IMPLAN – Impact Analysis for Planning is an economic impact modeling system utilized in COMIDAnalyze which takes into account the 10 year benefit to the community in property taxes paid, sales tax generated and income taxes paid versus the cost of any exemptions related to the project.
JobsPlus – Tax abatement program offered through COMIDA which abates property taxes on a sliding scale over a 10 year period in return for a 10% increase in jobs created over a 3 year period.
Lease/Leaseback – IDA transaction in which no bond is issued. A means for the IDA to take nominal title to exempt the project from sales tax, mortgage tax and offer a PILOT.
LeasePlus - Tax abatement offered through COMIDA which abatements property taxes for projects for use by a college or university or medical related facility in which a 501 (c) 3 leases from a for profit entity.
LEED Certification – Designation by the United States Green Building Council’s Leadership in Energy and Environmental Design.

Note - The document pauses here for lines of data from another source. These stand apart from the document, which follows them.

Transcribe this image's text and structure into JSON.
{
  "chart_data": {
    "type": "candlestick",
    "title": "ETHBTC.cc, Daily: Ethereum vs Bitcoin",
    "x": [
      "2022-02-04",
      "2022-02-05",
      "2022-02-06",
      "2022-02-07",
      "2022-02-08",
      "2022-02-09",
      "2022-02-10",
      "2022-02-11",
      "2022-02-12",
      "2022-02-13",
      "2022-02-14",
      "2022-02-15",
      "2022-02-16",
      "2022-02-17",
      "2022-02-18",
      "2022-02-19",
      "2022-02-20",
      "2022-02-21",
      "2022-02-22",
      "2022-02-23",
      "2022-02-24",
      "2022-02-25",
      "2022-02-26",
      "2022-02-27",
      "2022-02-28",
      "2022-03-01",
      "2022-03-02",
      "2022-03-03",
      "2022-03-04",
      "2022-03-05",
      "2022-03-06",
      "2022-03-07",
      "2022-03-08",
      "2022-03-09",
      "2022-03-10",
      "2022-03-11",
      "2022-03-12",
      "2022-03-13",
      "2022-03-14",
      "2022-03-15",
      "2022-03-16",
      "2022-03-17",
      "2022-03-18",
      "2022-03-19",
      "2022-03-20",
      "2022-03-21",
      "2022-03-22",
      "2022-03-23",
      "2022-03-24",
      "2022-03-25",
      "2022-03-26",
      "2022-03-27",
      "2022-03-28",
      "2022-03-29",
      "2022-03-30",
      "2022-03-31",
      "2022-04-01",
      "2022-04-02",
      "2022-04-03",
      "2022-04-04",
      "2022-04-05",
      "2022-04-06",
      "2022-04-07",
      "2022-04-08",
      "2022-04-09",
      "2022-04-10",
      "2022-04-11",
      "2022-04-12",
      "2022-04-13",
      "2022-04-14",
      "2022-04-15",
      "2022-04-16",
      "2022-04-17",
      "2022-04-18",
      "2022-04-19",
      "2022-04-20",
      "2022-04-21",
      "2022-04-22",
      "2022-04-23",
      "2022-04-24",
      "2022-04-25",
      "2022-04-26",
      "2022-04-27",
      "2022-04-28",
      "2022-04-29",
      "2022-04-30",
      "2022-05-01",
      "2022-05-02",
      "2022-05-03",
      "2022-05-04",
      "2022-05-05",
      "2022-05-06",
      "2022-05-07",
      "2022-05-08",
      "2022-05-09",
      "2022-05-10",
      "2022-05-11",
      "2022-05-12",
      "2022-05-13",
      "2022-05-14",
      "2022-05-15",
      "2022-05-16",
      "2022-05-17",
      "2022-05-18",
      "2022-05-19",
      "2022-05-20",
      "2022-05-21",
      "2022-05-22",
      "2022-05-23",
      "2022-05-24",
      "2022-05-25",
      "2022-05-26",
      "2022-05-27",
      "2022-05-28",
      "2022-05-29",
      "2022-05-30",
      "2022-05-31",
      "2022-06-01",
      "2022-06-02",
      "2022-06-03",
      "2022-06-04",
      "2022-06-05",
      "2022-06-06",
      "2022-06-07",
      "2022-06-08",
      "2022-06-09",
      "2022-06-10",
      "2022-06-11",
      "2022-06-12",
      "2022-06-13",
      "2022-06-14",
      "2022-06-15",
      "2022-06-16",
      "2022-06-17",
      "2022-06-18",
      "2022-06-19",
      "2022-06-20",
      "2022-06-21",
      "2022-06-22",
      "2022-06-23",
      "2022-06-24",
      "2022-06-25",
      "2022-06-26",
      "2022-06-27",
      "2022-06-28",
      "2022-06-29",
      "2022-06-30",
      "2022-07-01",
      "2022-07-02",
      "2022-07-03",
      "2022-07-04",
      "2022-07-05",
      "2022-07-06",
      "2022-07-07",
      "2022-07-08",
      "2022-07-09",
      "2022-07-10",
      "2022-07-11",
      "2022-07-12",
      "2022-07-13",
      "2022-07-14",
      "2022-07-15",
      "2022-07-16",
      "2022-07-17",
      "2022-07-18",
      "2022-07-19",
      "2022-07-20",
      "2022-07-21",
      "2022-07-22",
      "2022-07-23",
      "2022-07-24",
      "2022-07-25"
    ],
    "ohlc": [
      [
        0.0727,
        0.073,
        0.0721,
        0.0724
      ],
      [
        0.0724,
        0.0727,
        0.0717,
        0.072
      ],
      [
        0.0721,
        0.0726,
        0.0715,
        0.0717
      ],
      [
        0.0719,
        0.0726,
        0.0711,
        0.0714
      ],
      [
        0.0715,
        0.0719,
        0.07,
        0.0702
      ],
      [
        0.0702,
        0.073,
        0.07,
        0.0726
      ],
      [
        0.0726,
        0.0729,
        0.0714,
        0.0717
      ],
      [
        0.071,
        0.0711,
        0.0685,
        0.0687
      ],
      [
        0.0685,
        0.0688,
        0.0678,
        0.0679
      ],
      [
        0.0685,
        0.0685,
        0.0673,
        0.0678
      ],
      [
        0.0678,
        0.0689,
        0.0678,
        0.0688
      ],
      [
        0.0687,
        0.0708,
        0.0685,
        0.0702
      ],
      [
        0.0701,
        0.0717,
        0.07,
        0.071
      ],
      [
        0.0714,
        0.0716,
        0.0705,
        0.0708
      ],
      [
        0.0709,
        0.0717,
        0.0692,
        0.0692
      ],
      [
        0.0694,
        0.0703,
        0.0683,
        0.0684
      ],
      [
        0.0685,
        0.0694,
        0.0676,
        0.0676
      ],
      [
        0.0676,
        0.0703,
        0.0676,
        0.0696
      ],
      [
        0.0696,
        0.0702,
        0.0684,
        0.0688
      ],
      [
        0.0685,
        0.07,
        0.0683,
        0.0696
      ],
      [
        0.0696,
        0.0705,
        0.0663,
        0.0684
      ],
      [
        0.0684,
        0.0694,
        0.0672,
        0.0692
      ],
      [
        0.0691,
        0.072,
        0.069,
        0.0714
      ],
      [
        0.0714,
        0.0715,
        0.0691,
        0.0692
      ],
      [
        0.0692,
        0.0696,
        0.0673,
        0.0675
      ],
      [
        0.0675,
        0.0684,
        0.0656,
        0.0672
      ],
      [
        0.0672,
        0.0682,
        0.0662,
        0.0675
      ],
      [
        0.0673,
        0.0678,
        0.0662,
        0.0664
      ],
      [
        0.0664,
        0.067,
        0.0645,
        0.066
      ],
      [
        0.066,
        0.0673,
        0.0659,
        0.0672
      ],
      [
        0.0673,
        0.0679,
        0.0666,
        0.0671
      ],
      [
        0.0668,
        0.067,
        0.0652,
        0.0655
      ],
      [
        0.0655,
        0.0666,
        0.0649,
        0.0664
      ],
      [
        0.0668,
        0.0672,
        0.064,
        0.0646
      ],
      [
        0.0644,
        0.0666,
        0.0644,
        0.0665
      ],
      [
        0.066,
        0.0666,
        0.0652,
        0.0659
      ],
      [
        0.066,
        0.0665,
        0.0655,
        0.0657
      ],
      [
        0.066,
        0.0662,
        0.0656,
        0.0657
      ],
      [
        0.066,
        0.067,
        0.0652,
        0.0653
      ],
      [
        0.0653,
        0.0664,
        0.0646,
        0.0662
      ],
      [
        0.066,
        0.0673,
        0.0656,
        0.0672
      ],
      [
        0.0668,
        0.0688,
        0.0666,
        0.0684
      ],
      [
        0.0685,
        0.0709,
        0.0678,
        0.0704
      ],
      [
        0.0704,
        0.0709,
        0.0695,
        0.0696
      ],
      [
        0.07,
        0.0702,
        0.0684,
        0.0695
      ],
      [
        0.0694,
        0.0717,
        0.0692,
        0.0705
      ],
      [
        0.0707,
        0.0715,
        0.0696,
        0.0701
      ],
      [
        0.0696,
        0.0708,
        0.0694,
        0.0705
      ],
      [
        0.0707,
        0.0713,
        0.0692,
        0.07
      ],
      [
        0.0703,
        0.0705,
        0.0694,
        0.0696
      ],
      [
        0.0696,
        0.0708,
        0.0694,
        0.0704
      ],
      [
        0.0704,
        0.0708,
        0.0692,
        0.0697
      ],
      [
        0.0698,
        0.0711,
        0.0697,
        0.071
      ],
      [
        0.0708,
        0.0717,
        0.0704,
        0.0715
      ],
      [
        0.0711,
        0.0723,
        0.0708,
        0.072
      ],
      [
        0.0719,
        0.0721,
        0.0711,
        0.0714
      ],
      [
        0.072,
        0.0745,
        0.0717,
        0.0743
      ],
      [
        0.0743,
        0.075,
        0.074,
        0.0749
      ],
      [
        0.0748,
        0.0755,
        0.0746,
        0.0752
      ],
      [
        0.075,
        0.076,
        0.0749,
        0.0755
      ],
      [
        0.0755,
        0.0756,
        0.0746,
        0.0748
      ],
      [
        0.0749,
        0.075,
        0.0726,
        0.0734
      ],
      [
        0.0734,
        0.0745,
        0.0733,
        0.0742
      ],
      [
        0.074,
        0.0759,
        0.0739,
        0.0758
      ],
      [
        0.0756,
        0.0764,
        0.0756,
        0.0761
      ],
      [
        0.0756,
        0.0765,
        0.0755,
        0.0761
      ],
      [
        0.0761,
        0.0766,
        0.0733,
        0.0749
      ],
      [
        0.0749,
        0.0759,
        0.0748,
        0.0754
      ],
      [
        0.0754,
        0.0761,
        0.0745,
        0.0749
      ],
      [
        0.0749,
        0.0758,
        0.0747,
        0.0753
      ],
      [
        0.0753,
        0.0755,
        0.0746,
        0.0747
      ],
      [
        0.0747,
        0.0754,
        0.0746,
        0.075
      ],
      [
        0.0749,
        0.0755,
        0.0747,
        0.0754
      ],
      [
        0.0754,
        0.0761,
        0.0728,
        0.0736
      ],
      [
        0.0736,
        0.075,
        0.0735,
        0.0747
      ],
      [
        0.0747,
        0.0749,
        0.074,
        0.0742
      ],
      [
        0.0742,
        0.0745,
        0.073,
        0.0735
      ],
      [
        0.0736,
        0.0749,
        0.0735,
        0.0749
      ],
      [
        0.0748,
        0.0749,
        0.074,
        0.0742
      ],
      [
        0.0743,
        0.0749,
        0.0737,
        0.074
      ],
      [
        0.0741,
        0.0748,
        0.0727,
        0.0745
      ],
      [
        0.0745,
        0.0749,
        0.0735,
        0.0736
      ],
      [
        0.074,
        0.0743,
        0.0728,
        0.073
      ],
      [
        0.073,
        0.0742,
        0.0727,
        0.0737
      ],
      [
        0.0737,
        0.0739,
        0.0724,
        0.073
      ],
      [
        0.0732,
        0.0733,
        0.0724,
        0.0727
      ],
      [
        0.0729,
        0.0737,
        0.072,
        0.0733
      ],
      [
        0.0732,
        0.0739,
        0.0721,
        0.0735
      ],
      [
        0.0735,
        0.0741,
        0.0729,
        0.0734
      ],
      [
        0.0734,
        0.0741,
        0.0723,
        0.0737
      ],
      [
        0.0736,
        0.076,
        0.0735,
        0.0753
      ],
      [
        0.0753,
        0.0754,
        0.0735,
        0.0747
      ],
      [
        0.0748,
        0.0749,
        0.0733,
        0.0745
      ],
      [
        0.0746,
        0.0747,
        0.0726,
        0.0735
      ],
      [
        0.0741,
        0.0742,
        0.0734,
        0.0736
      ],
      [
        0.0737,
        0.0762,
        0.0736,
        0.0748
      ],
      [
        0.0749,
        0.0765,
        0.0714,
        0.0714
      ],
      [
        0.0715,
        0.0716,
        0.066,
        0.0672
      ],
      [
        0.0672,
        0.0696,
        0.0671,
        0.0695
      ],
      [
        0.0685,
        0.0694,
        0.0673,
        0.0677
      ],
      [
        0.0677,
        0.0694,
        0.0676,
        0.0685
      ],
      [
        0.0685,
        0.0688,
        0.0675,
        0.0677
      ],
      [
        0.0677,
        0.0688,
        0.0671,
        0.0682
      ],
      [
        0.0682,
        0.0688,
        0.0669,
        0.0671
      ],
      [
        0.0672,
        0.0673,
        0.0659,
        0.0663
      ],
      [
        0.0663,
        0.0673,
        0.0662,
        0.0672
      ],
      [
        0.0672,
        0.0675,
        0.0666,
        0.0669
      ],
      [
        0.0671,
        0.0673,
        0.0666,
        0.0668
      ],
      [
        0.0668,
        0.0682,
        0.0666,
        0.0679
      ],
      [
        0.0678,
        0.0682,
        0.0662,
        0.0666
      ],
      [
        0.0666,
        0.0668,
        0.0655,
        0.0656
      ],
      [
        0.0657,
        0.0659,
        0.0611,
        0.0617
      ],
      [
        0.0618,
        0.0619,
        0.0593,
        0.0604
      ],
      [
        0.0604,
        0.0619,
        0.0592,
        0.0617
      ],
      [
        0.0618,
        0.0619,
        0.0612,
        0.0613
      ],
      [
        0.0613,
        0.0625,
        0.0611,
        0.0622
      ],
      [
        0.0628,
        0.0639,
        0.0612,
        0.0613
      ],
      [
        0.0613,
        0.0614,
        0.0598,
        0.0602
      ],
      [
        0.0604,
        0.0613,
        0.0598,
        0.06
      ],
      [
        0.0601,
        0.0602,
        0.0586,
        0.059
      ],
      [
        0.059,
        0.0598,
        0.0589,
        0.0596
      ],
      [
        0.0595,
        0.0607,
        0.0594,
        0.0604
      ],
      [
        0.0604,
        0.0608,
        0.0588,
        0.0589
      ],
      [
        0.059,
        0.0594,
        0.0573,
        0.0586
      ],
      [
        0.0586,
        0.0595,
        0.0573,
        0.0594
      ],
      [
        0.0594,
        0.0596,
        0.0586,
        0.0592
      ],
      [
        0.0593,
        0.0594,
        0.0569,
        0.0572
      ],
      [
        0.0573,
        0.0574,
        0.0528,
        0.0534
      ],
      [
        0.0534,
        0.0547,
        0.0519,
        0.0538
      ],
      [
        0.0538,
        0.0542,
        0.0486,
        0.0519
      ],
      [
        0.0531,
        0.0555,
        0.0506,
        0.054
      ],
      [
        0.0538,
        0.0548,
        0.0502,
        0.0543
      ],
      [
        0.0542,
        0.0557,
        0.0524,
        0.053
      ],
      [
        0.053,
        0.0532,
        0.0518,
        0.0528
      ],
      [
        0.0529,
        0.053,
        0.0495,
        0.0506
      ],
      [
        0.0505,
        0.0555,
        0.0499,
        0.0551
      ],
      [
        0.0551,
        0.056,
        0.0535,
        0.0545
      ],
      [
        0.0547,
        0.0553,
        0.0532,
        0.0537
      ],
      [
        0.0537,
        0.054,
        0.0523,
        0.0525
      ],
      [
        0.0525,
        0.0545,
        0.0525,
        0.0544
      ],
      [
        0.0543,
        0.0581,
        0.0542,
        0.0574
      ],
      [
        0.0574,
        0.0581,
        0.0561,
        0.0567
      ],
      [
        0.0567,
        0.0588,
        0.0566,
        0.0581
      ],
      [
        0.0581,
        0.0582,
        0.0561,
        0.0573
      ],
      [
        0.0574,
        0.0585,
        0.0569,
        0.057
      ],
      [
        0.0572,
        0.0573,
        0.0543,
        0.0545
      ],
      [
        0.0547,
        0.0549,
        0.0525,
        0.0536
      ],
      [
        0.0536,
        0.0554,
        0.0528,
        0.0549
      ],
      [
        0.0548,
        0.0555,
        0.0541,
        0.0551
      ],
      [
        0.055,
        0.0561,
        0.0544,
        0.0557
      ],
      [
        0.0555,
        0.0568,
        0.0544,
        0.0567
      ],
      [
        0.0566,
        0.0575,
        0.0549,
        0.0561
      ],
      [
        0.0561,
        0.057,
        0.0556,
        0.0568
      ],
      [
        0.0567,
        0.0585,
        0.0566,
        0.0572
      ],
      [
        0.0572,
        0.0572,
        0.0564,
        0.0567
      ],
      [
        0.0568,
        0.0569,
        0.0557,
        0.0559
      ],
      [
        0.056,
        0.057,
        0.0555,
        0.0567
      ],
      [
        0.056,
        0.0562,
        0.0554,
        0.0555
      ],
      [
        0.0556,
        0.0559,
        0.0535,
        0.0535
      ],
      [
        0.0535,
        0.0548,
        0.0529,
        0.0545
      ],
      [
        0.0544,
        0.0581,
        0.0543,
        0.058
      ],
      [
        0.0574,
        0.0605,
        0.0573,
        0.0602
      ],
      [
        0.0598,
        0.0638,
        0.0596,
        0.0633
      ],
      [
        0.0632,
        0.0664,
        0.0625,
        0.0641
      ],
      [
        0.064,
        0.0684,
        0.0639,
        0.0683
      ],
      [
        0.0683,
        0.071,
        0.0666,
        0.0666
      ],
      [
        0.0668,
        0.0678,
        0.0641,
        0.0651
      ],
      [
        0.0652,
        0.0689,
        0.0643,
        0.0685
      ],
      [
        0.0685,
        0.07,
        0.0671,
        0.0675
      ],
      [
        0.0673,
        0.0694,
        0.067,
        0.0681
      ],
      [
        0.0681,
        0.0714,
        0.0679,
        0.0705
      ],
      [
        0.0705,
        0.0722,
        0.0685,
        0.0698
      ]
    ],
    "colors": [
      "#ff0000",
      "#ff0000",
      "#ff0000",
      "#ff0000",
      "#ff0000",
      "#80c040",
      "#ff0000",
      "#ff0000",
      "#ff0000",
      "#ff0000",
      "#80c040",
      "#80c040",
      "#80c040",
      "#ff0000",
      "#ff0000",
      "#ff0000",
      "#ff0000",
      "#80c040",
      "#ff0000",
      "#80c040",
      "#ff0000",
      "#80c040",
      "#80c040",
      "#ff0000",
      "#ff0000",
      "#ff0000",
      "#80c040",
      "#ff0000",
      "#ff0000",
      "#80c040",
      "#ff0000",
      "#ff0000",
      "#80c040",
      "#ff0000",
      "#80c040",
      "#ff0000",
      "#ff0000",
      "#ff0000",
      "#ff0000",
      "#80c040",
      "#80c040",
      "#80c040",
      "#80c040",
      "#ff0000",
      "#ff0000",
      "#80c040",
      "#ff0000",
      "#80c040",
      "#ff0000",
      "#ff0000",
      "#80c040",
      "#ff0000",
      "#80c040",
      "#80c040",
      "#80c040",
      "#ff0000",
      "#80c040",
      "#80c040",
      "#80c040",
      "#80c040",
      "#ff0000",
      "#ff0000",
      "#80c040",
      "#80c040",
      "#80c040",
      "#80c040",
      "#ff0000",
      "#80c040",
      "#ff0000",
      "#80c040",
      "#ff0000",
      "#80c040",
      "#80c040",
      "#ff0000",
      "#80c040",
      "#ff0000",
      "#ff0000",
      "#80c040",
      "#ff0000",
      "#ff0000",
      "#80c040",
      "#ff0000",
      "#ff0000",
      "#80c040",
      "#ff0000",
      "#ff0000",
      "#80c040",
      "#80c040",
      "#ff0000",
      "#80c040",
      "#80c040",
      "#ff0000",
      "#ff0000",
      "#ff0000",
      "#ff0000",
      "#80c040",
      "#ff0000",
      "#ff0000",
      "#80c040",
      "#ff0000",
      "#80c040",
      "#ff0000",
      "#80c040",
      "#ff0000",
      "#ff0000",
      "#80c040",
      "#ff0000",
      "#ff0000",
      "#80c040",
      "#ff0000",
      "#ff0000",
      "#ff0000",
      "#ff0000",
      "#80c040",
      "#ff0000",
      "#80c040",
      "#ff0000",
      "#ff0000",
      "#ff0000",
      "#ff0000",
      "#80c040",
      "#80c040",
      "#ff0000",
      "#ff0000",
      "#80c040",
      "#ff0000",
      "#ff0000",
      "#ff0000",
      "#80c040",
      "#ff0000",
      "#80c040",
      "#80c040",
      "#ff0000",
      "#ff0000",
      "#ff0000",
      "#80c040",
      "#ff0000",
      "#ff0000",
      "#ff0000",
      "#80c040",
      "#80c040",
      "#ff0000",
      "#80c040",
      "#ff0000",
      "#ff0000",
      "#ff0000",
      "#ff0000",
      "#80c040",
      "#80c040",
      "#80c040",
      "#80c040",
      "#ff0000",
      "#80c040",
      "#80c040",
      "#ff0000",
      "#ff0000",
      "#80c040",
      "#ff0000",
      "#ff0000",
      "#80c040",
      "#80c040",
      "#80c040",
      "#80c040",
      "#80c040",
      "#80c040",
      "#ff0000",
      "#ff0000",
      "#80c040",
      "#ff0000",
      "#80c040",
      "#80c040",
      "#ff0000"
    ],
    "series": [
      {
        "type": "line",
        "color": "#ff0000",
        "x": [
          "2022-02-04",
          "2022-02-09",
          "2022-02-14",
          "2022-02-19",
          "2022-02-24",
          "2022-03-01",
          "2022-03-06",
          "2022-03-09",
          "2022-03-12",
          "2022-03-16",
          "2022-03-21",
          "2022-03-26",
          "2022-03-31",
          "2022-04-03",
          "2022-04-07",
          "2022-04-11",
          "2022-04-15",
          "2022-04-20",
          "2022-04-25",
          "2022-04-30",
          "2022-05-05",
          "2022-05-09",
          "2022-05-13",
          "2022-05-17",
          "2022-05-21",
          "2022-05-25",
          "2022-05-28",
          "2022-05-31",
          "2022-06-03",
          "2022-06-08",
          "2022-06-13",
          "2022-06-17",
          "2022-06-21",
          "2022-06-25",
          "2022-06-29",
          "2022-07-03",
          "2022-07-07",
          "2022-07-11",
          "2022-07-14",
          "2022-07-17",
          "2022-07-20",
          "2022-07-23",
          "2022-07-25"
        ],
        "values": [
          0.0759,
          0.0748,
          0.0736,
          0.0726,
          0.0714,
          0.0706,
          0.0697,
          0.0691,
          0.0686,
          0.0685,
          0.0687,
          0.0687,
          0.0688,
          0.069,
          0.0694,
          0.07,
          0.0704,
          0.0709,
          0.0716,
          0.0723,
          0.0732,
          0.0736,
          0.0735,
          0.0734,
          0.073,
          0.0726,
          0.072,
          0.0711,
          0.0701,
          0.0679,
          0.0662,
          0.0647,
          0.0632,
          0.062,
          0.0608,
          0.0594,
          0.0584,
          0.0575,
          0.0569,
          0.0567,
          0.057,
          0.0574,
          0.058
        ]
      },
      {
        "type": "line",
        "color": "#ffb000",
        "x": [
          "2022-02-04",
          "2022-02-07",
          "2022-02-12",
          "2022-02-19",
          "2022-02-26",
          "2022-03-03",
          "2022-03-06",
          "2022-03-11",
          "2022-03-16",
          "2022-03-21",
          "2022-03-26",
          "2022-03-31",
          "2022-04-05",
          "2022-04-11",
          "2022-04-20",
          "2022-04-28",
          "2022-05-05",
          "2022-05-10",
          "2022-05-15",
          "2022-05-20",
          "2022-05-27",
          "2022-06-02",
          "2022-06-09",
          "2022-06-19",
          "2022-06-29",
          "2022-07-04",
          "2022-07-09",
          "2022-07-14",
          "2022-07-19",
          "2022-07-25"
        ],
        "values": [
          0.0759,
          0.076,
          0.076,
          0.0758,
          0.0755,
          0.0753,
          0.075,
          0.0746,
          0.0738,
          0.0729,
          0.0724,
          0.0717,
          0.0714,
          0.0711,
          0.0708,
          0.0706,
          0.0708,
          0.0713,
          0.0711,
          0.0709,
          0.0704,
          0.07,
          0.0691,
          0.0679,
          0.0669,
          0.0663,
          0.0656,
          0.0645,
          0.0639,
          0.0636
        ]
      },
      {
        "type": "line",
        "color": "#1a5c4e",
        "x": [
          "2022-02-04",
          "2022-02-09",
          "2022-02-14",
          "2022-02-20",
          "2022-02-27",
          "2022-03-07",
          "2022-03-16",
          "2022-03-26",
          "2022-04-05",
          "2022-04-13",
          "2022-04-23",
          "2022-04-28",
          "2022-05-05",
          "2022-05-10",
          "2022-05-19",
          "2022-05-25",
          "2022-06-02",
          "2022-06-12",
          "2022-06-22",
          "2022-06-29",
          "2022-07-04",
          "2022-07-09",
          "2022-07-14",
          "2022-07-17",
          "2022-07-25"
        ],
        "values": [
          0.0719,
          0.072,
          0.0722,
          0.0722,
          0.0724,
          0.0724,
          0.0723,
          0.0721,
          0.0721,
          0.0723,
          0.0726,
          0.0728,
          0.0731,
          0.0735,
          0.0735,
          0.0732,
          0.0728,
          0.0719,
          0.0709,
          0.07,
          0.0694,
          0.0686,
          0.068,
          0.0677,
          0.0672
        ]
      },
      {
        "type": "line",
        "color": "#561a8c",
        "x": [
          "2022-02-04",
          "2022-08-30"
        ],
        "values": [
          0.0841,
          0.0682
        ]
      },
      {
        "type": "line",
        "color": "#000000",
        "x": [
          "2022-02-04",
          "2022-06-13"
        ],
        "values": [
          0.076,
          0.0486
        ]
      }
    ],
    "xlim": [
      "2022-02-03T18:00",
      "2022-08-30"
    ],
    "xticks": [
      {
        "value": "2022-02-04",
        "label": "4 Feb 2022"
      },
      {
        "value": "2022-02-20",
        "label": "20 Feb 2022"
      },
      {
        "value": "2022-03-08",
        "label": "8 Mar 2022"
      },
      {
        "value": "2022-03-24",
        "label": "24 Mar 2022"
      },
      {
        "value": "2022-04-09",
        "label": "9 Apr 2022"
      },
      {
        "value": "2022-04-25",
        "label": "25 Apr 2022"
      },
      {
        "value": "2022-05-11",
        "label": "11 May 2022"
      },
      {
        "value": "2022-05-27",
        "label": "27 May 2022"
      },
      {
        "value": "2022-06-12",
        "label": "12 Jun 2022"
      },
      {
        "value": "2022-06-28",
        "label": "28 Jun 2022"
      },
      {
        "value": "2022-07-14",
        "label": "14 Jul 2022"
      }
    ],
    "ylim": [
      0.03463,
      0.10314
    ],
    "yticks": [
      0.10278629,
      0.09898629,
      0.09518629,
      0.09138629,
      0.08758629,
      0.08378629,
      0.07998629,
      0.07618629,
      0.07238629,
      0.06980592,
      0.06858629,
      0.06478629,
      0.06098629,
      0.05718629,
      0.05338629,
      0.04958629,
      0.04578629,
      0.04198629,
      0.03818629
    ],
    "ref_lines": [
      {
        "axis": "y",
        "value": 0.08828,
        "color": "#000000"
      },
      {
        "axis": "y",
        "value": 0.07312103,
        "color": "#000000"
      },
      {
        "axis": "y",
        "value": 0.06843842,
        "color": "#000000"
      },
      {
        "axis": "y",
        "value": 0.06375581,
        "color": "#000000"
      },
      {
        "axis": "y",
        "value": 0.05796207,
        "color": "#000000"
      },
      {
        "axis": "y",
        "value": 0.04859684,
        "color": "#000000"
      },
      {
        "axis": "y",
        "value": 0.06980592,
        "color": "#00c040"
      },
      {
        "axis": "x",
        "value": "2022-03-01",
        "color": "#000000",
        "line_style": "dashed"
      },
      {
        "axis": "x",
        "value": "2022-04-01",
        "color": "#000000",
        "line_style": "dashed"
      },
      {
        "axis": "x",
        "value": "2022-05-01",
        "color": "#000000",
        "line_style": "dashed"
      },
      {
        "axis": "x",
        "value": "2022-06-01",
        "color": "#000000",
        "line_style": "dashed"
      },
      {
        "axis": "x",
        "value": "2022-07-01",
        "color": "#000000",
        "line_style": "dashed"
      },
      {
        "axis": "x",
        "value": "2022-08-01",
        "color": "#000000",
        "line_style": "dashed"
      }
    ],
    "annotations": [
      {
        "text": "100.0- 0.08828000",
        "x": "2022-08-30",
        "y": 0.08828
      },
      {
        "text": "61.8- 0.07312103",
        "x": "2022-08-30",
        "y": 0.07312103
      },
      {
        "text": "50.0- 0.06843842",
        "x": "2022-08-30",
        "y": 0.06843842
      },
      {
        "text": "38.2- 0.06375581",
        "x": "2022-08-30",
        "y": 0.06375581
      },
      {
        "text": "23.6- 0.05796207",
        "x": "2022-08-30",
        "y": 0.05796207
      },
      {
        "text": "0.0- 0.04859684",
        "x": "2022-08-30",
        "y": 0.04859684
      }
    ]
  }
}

Local Labor – labor from Monroe County or any of the following 8 counties (Genesee, Livingston, Ontario, Orleans, Seneca, Wayne, Wyoming or Yates).
MCIDC – Monroe County Industrial Development Corporation. Certified Development Corporation managed by County Economic Development which administers SBA 504 loans, GreatRate, GreatRebate and a revolving loan fund.
Negative Declaration (neg. dec.) – determination that a project will not have a negative impact on the environment. Part of the SEQRA process.
PILOT – Payment In Lieu Of Taxes. A negotiated agreement between the IDA and the benefited company to make a payment to affected taxing jurisdictions where a project is located. (NOTE: when an IDA takes title to real property, the property becomes 100% exempt from real property taxes. By law, IDAs have the right to negotiate any PILOT agreement they deem reasonable, however, the IDA must notify the affected tax jurisdiction if it goes beyond its adopted PILOT.)
Public Hearing – The GML requires IDA to hold a public hearing in the affected tax jurisdiction should the benefits of the project be in excess of $100,000. The IDA must give at least 30 day notice of the public hearing and a notice must be provided to the CEO of the affected tax jurisdiction.
RLF – Revolving loan fund.
Section 485-B – Real property tax law, at local option, authorizes a declining 10 year partial exemption from real property taxes and special ad valorem levies for non-residential property. An investment of at $10,000 is required.
SEQRA – State Environmental Quality Review Act. Before an IDA can provide benefits to project (typically a construction project), the project must be reviewed (typically by a town which acts as the lead agency) to determine the impact of the project on the environment. A finding is issued by the lead agency.
Shelter Rent PILOT – Payment in Lieu of Tax agreement for low income or student housing in which PILOT payments are determined using a formula of gross rents collected less utilities times 10%.
SBA 504 – Federal program administered by MCIDC which allows a company to finance a project (building or equipment) by investing 10% in equity. The remainder of the financing comes from a bank (50%) and SBA debenture proceeds (40%).